Surgery for me, was a big leap. It was a big risk in itself but I had gotten to the end of my tether. I had taken all the faith on board with the biological medications; it was time for some drastic but effective treatment.
A8. I took MXT for six months – June to December 2015 – to help improve my Inflixmab levels. Two months into the regime, I had this discussion with my consultant and we talked about the plan for the next couple months. I wasn’t having side effects from the MXT but I was loosing faith. During the MXT period, I also was on prednisone and attempting an elemental diet to keep a flare up under some control, whatever that was. I wrote this at the end of 2015 and it sums up how the treatment plan of Inflixmab and then it coupled with MXT has left me feeling.

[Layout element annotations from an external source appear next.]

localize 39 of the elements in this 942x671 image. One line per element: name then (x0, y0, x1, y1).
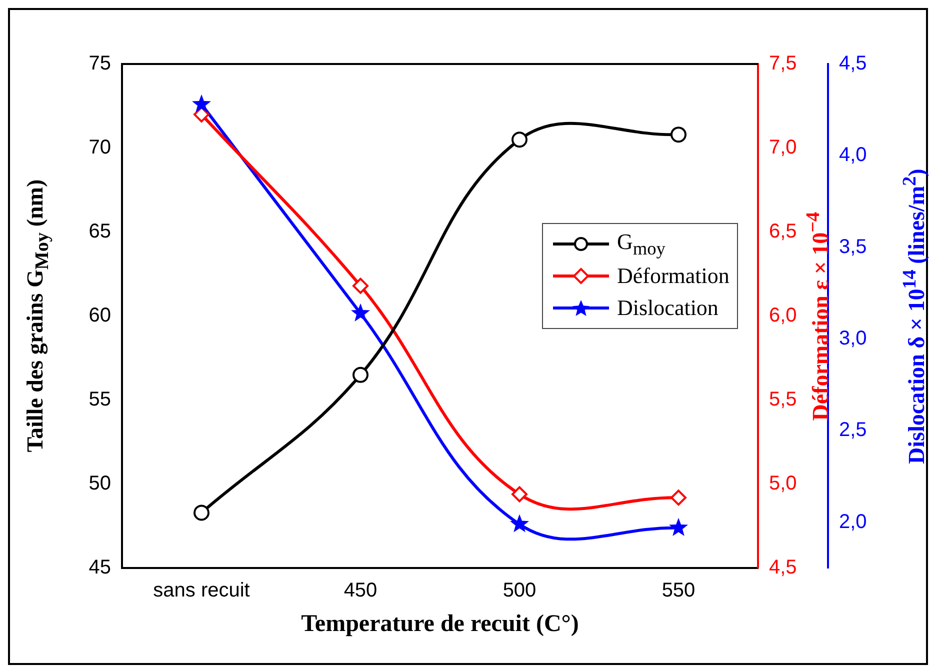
y-tick-label: 75 (88, 52, 111, 75)
y-tick-label: 45 (88, 556, 111, 579)
y3-tick-label: 4,5 (839, 52, 867, 75)
point (670, 490, 686, 506)
y2-tick-label: 7,0 (769, 136, 797, 159)
x-tick-label: 550 (662, 580, 696, 602)
y2-tick-label: 6,5 (769, 220, 797, 243)
x-tick-label: 500 (502, 580, 536, 602)
y3-tick-label: 4,0 (839, 144, 867, 166)
x-tick-label: 450 (344, 580, 378, 602)
y2-tick-label: 5,0 (769, 472, 797, 495)
point (512, 486, 528, 502)
point (350, 303, 370, 322)
y3-tick-label: 3,5 (839, 236, 867, 258)
point (192, 94, 212, 112)
legend-label: Déformation (617, 263, 730, 290)
y-tick-label: 55 (88, 388, 111, 411)
point (668, 518, 688, 536)
y3-tick-label: 2,5 (839, 419, 867, 442)
point (670, 126, 686, 143)
legend-label: G$_{moy}$ (617, 228, 666, 260)
point (510, 514, 530, 532)
y2-tick-label: 4,5 (769, 556, 797, 579)
y2-tick-label: 5,5 (769, 388, 797, 411)
y2-tick-label: 6,0 (769, 304, 797, 327)
x-tick-label: sans recuit (153, 580, 250, 602)
point (352, 366, 368, 383)
point (512, 132, 528, 148)
point (352, 278, 368, 294)
y3-tick-label: 3,0 (839, 328, 867, 350)
y3-tick-label: 2,0 (839, 510, 867, 533)
y-tick-label: 65 (88, 220, 111, 243)
y-tick-label: 70 (88, 136, 111, 159)
x-axis-title: Temperature de recuit (C°) (301, 610, 579, 637)
y-tick-label: 50 (88, 472, 111, 495)
legend-label: Dislocation (617, 295, 718, 322)
y2-tick-label: 7,5 (769, 52, 797, 75)
point (194, 504, 210, 521)
y-tick-label: 60 (88, 304, 111, 327)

This is why it is important to remain in contact with your IBD team throughout biological treatment. If you know your disease, and it has the tendency to be bit mad, unpredictable and has a mind of its own – like mine! – then raising issues with your team is fundemtnal. You know your disease and you know what is normal or what you can realistically put up with. It might seem like its one thing after another, like a snowball effect; and this is sometimes the risk of biological treatment plans. I stuck with mine for as long as I could. No-one talked me into or out of treatment, it was always down to me, but after consultations with my consultant. And I always had my IBD nurses at the end of the phone or an email for queries or as a sounding board.
A9. Overall, I’ve found biological treatments to work well for me.
Some of this is down to my pattern of disease. Some of this is down to the locations of my disease throughout the last six years. And, I have always followed treatments plans. I have always done my best for myself.
How have you found your experiences of medication with IBD? How have you experiences biologics? Have you had successes or failures?